A San Diego cyclist is hospitalized after he was hit while allegedly running a red light; as always, the question is whether anyone other than the driver who hit him actually saw him go through it.
San Francisco’s Vision Zero group maps out where you’re most likely to be hit by a car while walking or riding.
Next City looks at what the last four presidents have done for bicycling, while the Atlantic points out Washington’s birthday used to be celebrated by bike. And Streetsblog offers photographic proof that most of the recent presidents rode, too.
Lance is ordered to repay $10 million of the $12 million he received from a promotions company.
Residents of a low-income Baton Rouge neighborhood will finally get sidewalks along a dangerous street, with a multi-use bikeway on one side. And yes, that street was pretty hair-raising when I lived down there a few decades back.
The hit-and-run epidemic has hit Florida, doubling the number of incidents in Pensacola over the last three years.
Nice. After a 12-year old Florida girl’s bike is badly damaged in a collision, sheriff’s deputies not only ticket the driver, one arranges to get the girl a new bike from Walmart.

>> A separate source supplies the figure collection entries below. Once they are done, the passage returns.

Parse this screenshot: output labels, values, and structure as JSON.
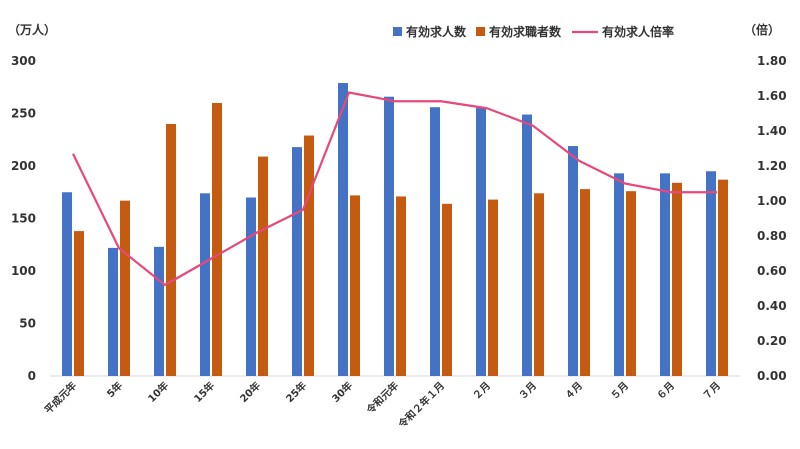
{
  "chart_data": {
    "type": "bar",
    "y_left_unit": "（万人）",
    "y_right_unit": "（倍）",
    "categories": [
      "平成元年",
      "5年",
      "10年",
      "15年",
      "20年",
      "25年",
      "30年",
      "令和元年",
      "令和２年１月",
      "２月",
      "３月",
      "４月",
      "５月",
      "６月",
      "７月"
    ],
    "series": [
      {
        "name": "有効求人数",
        "type": "bar",
        "axis": "left",
        "color": "#4472C4",
        "values": [
          175,
          122,
          123,
          174,
          170,
          218,
          279,
          266,
          256,
          256,
          249,
          219,
          193,
          193,
          195
        ]
      },
      {
        "name": "有効求職者数",
        "type": "bar",
        "axis": "left",
        "color": "#C55A11",
        "values": [
          138,
          167,
          240,
          260,
          209,
          229,
          172,
          171,
          164,
          168,
          174,
          178,
          176,
          184,
          187
        ]
      },
      {
        "name": "有効求人倍率",
        "type": "line",
        "axis": "right",
        "color": "#E8487A",
        "values": [
          1.27,
          0.73,
          0.52,
          0.67,
          0.82,
          0.95,
          1.62,
          1.57,
          1.57,
          1.53,
          1.43,
          1.23,
          1.1,
          1.05,
          1.05
        ]
      }
    ],
    "y_left_ticks": [
      "0",
      "50",
      "100",
      "150",
      "200",
      "250",
      "300"
    ],
    "y_right_ticks": [
      "0.00",
      "0.20",
      "0.40",
      "0.60",
      "0.80",
      "1.00",
      "1.20",
      "1.40",
      "1.60",
      "1.80"
    ],
    "ylim_left": [
      0,
      300
    ],
    "ylim_right": [
      0,
      1.8
    ],
    "legend_position": "top-right",
    "grid": false
  }
}
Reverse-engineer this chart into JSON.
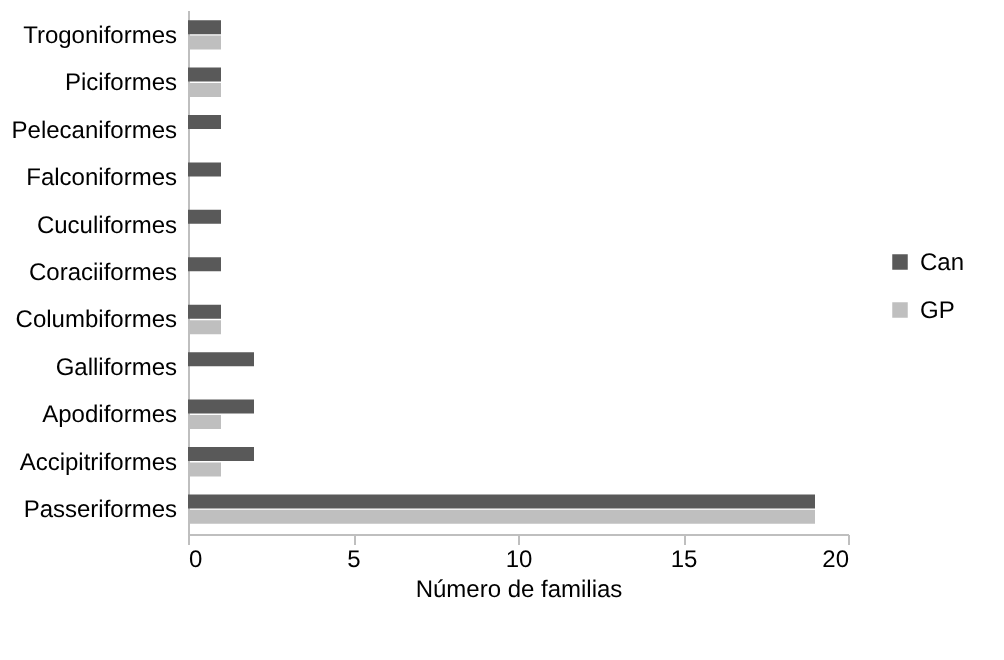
{
  "chart_data": {
    "type": "bar",
    "orientation": "horizontal",
    "xlabel": "Número de familias",
    "categories": [
      "Trogoniformes",
      "Piciformes",
      "Pelecaniformes",
      "Falconiformes",
      "Cuculiformes",
      "Coraciiformes",
      "Columbiformes",
      "Galliformes",
      "Apodiformes",
      "Accipitriformes",
      "Passeriformes"
    ],
    "series": [
      {
        "name": "Can",
        "color": "#595959",
        "values": [
          1,
          1,
          1,
          1,
          1,
          1,
          1,
          2,
          2,
          2,
          19
        ]
      },
      {
        "name": "GP",
        "color": "#bfbfbf",
        "values": [
          1,
          1,
          0,
          0,
          0,
          0,
          1,
          0,
          1,
          1,
          19
        ]
      }
    ],
    "xlim": [
      0,
      20
    ],
    "xticks": [
      0,
      5,
      10,
      15,
      20
    ],
    "grid": false,
    "legend": "right"
  }
}
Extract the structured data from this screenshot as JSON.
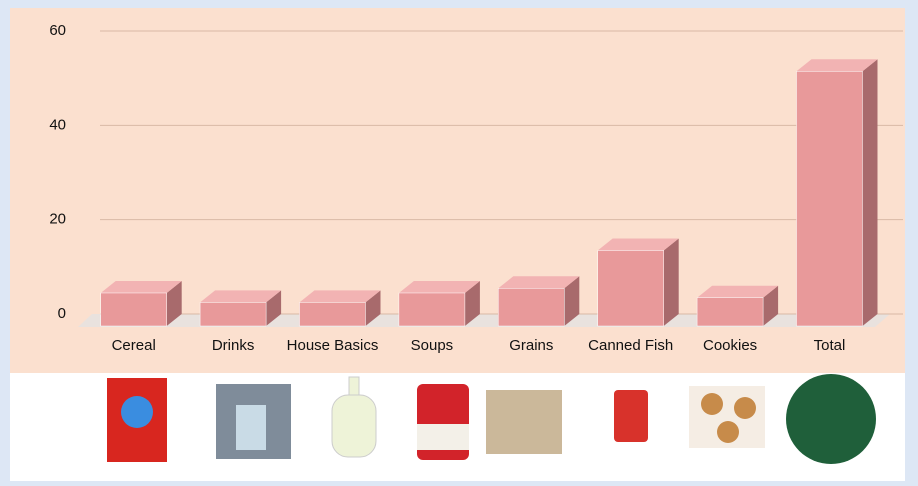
{
  "chart_data": {
    "type": "bar3d",
    "categories": [
      "Cereal",
      "Drinks",
      "House Basics",
      "Soups",
      "Grains",
      "Canned Fish",
      "Cookies",
      "Total"
    ],
    "values": [
      7,
      5,
      5,
      7,
      8,
      16,
      6,
      54
    ],
    "color": "#e8999a",
    "ylim": [
      0,
      60
    ],
    "yticks": [
      0,
      20,
      40,
      60
    ],
    "grid": true
  }
}
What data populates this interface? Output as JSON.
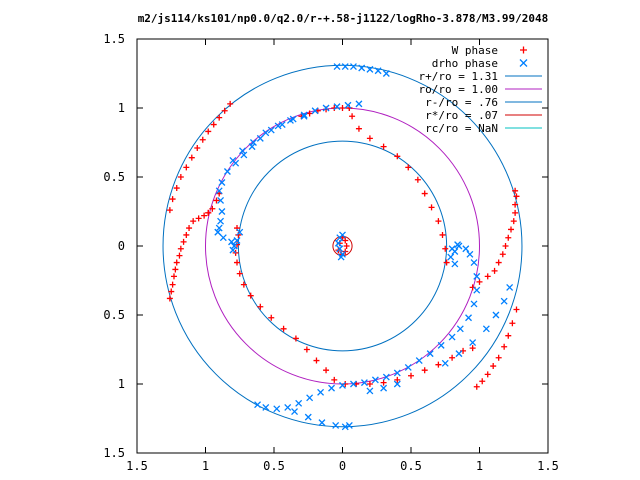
{
  "chart_data": {
    "type": "scatter",
    "title": "m2/js114/ks101/np0.0/q2.0/r-+.58-j1122/logRho-3.878/M3.99/2048",
    "xlim": [
      -1.5,
      1.5
    ],
    "ylim": [
      -1.5,
      1.5
    ],
    "x_ticks": [
      "1.5",
      "1",
      "0.5",
      "0",
      "0.5",
      "1",
      "1.5"
    ],
    "y_ticks": [
      "1.5",
      "1",
      "0.5",
      "0",
      "0.5",
      "1",
      "1.5"
    ],
    "grid": false,
    "legend_position": "top-right",
    "colors": {
      "w_phase": "#ff0000",
      "drho_phase": "#0080ff",
      "r_plus": "#0070c0",
      "ro": "#b020c0",
      "r_minus": "#0070c0",
      "r_star": "#d00000",
      "rc": "#00c0c0"
    },
    "legend": [
      {
        "label": "W phase",
        "marker": "plus",
        "color": "#ff0000"
      },
      {
        "label": "drho phase",
        "marker": "cross",
        "color": "#0080ff"
      },
      {
        "label": "r+/ro = 1.31",
        "marker": "line",
        "color": "#0070c0"
      },
      {
        "label": "ro/ro = 1.00",
        "marker": "line",
        "color": "#b020c0"
      },
      {
        "label": "r-/ro = .76",
        "marker": "line",
        "color": "#0070c0"
      },
      {
        "label": "r*/ro = .07",
        "marker": "line",
        "color": "#d00000"
      },
      {
        "label": "rc/ro = NaN",
        "marker": "line",
        "color": "#00c0c0"
      }
    ],
    "circles": [
      {
        "label": "r+/ro = 1.31",
        "r": 1.31,
        "color": "#0070c0"
      },
      {
        "label": "ro/ro = 1.00",
        "r": 1.0,
        "color": "#b020c0"
      },
      {
        "label": "r-/ro = .76",
        "r": 0.76,
        "color": "#0070c0"
      },
      {
        "label": "r*/ro = .07",
        "r": 0.07,
        "color": "#d00000"
      }
    ],
    "series": [
      {
        "name": "W phase",
        "marker": "plus",
        "color": "#ff0000",
        "points": [
          [
            -0.82,
            1.03
          ],
          [
            -0.86,
            0.98
          ],
          [
            -0.9,
            0.93
          ],
          [
            -0.94,
            0.88
          ],
          [
            -0.98,
            0.83
          ],
          [
            -1.02,
            0.77
          ],
          [
            -1.06,
            0.71
          ],
          [
            -1.1,
            0.64
          ],
          [
            -1.14,
            0.57
          ],
          [
            -1.18,
            0.5
          ],
          [
            -1.21,
            0.42
          ],
          [
            -1.24,
            0.34
          ],
          [
            -1.26,
            0.26
          ],
          [
            -0.98,
            0.24
          ],
          [
            -1.01,
            0.22
          ],
          [
            -1.05,
            0.2
          ],
          [
            -1.09,
            0.18
          ],
          [
            -1.12,
            0.13
          ],
          [
            -1.14,
            0.08
          ],
          [
            -1.16,
            0.03
          ],
          [
            -1.18,
            -0.02
          ],
          [
            -1.19,
            -0.07
          ],
          [
            -1.21,
            -0.12
          ],
          [
            -1.22,
            -0.17
          ],
          [
            -1.23,
            -0.22
          ],
          [
            -1.24,
            -0.28
          ],
          [
            -1.25,
            -0.33
          ],
          [
            -1.26,
            -0.38
          ],
          [
            -0.98,
            0.24
          ],
          [
            -0.95,
            0.27
          ],
          [
            -0.92,
            0.33
          ],
          [
            -0.9,
            0.38
          ],
          [
            -0.77,
            0.13
          ],
          [
            -0.76,
            0.08
          ],
          [
            -0.77,
            0.01
          ],
          [
            -0.78,
            -0.05
          ],
          [
            -0.77,
            -0.12
          ],
          [
            -0.75,
            -0.2
          ],
          [
            -0.72,
            -0.28
          ],
          [
            -0.67,
            -0.36
          ],
          [
            -0.6,
            -0.44
          ],
          [
            -0.52,
            -0.52
          ],
          [
            -0.43,
            -0.6
          ],
          [
            -0.34,
            -0.67
          ],
          [
            -0.26,
            -0.75
          ],
          [
            -0.19,
            -0.83
          ],
          [
            -0.12,
            -0.9
          ],
          [
            -0.06,
            -0.97
          ],
          [
            0.02,
            -1.0
          ],
          [
            0.1,
            -1.0
          ],
          [
            0.2,
            -1.0
          ],
          [
            0.3,
            -0.99
          ],
          [
            0.4,
            -0.97
          ],
          [
            0.5,
            -0.94
          ],
          [
            0.6,
            -0.9
          ],
          [
            0.7,
            -0.86
          ],
          [
            0.8,
            -0.81
          ],
          [
            0.88,
            -0.76
          ],
          [
            0.95,
            -0.74
          ],
          [
            0.05,
            1.0
          ],
          [
            0.0,
            1.0
          ],
          [
            -0.06,
            1.0
          ],
          [
            -0.12,
            0.99
          ],
          [
            -0.18,
            0.98
          ],
          [
            -0.24,
            0.96
          ],
          [
            -0.3,
            0.94
          ],
          [
            0.05,
            1.0
          ],
          [
            0.07,
            0.94
          ],
          [
            0.12,
            0.85
          ],
          [
            0.2,
            0.78
          ],
          [
            0.3,
            0.72
          ],
          [
            0.4,
            0.65
          ],
          [
            0.48,
            0.57
          ],
          [
            0.55,
            0.48
          ],
          [
            0.6,
            0.38
          ],
          [
            0.65,
            0.28
          ],
          [
            0.7,
            0.18
          ],
          [
            0.73,
            0.08
          ],
          [
            0.75,
            -0.02
          ],
          [
            0.76,
            -0.12
          ],
          [
            0.95,
            -0.3
          ],
          [
            1.0,
            -0.26
          ],
          [
            1.06,
            -0.22
          ],
          [
            1.11,
            -0.18
          ],
          [
            1.14,
            -0.12
          ],
          [
            1.17,
            -0.06
          ],
          [
            1.19,
            0.0
          ],
          [
            1.21,
            0.06
          ],
          [
            1.23,
            0.12
          ],
          [
            1.25,
            0.18
          ],
          [
            1.26,
            0.24
          ],
          [
            1.26,
            0.3
          ],
          [
            1.27,
            0.36
          ],
          [
            1.26,
            0.4
          ],
          [
            0.98,
            -1.02
          ],
          [
            1.02,
            -0.98
          ],
          [
            1.06,
            -0.93
          ],
          [
            1.1,
            -0.87
          ],
          [
            1.14,
            -0.81
          ],
          [
            1.18,
            -0.73
          ],
          [
            1.21,
            -0.65
          ],
          [
            1.24,
            -0.56
          ],
          [
            1.27,
            -0.46
          ],
          [
            0.0,
            0.06
          ],
          [
            0.02,
            0.04
          ],
          [
            0.03,
            0.0
          ],
          [
            0.02,
            -0.04
          ],
          [
            -0.01,
            -0.06
          ],
          [
            -0.03,
            -0.03
          ],
          [
            -0.02,
            0.02
          ]
        ]
      },
      {
        "name": "drho phase",
        "marker": "cross",
        "color": "#0080ff",
        "points": [
          [
            -0.91,
            0.1
          ],
          [
            -0.9,
            0.13
          ],
          [
            -0.89,
            0.18
          ],
          [
            -0.88,
            0.25
          ],
          [
            -0.89,
            0.33
          ],
          [
            -0.9,
            0.4
          ],
          [
            -0.88,
            0.46
          ],
          [
            -0.84,
            0.54
          ],
          [
            -0.78,
            0.6
          ],
          [
            -0.72,
            0.66
          ],
          [
            -0.66,
            0.72
          ],
          [
            -0.6,
            0.78
          ],
          [
            -0.52,
            0.84
          ],
          [
            -0.44,
            0.88
          ],
          [
            -0.36,
            0.92
          ],
          [
            -0.28,
            0.95
          ],
          [
            -0.2,
            0.98
          ],
          [
            -0.12,
            1.0
          ],
          [
            -0.04,
            1.01
          ],
          [
            0.04,
            1.02
          ],
          [
            0.12,
            1.03
          ],
          [
            -0.91,
            0.1
          ],
          [
            -0.87,
            0.06
          ],
          [
            -0.81,
            0.03
          ],
          [
            -0.79,
            0.0
          ],
          [
            -0.8,
            -0.03
          ],
          [
            -0.77,
            0.04
          ],
          [
            -0.75,
            0.1
          ],
          [
            -0.8,
            0.62
          ],
          [
            -0.73,
            0.69
          ],
          [
            -0.65,
            0.75
          ],
          [
            -0.56,
            0.82
          ],
          [
            -0.47,
            0.87
          ],
          [
            -0.38,
            0.91
          ],
          [
            -0.28,
            0.94
          ],
          [
            -0.04,
            1.3
          ],
          [
            0.02,
            1.3
          ],
          [
            0.08,
            1.3
          ],
          [
            0.14,
            1.29
          ],
          [
            0.2,
            1.28
          ],
          [
            0.26,
            1.27
          ],
          [
            0.32,
            1.25
          ],
          [
            0.79,
            -0.08
          ],
          [
            0.82,
            -0.04
          ],
          [
            0.84,
            0.01
          ],
          [
            0.82,
            -0.13
          ],
          [
            0.8,
            -0.02
          ],
          [
            0.85,
            0.0
          ],
          [
            0.9,
            -0.02
          ],
          [
            0.93,
            -0.06
          ],
          [
            0.96,
            -0.12
          ],
          [
            0.98,
            -0.22
          ],
          [
            0.98,
            -0.32
          ],
          [
            0.96,
            -0.42
          ],
          [
            0.92,
            -0.52
          ],
          [
            0.86,
            -0.6
          ],
          [
            0.8,
            -0.66
          ],
          [
            0.72,
            -0.72
          ],
          [
            0.64,
            -0.78
          ],
          [
            0.56,
            -0.83
          ],
          [
            0.48,
            -0.88
          ],
          [
            0.4,
            -0.92
          ],
          [
            0.32,
            -0.95
          ],
          [
            0.24,
            -0.97
          ],
          [
            0.16,
            -0.99
          ],
          [
            0.08,
            -1.0
          ],
          [
            0.0,
            -1.01
          ],
          [
            -0.08,
            -1.03
          ],
          [
            -0.16,
            -1.06
          ],
          [
            -0.24,
            -1.1
          ],
          [
            -0.32,
            -1.14
          ],
          [
            -0.4,
            -1.17
          ],
          [
            -0.48,
            -1.18
          ],
          [
            -0.56,
            -1.17
          ],
          [
            -0.62,
            -1.15
          ],
          [
            0.75,
            -0.85
          ],
          [
            0.85,
            -0.78
          ],
          [
            0.95,
            -0.7
          ],
          [
            1.05,
            -0.6
          ],
          [
            1.12,
            -0.5
          ],
          [
            1.18,
            -0.4
          ],
          [
            1.22,
            -0.3
          ],
          [
            0.4,
            -1.0
          ],
          [
            0.3,
            -1.03
          ],
          [
            0.2,
            -1.05
          ],
          [
            -0.35,
            -1.2
          ],
          [
            -0.25,
            -1.24
          ],
          [
            -0.15,
            -1.28
          ],
          [
            -0.05,
            -1.3
          ],
          [
            0.02,
            -1.31
          ],
          [
            0.05,
            -1.3
          ],
          [
            0.0,
            0.08
          ],
          [
            -0.02,
            0.06
          ],
          [
            -0.03,
            0.02
          ],
          [
            -0.02,
            -0.02
          ],
          [
            0.0,
            -0.06
          ],
          [
            -0.01,
            -0.08
          ]
        ]
      }
    ]
  }
}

Now that’s more like it. A Brit teenager gets a year in jail for injuring a bike rider by throwing a bottle at him from a moving car. Note to US police: he only pled guilty after his DNA was found on the bottle, proving it is possible to actually investigate assaults against cyclists like you would any other hate crime.
In LA, you’re lucky if you can even find a bike rack; in Japan, cyclists get fully automated underground bike storage systems.
And a new kind of steel promises stronger, lighter bike frames, replacing titanium for high-end bikes at a fraction of the cost.
On a personal note, many thanks to C.S. Meszler. Your note made my day.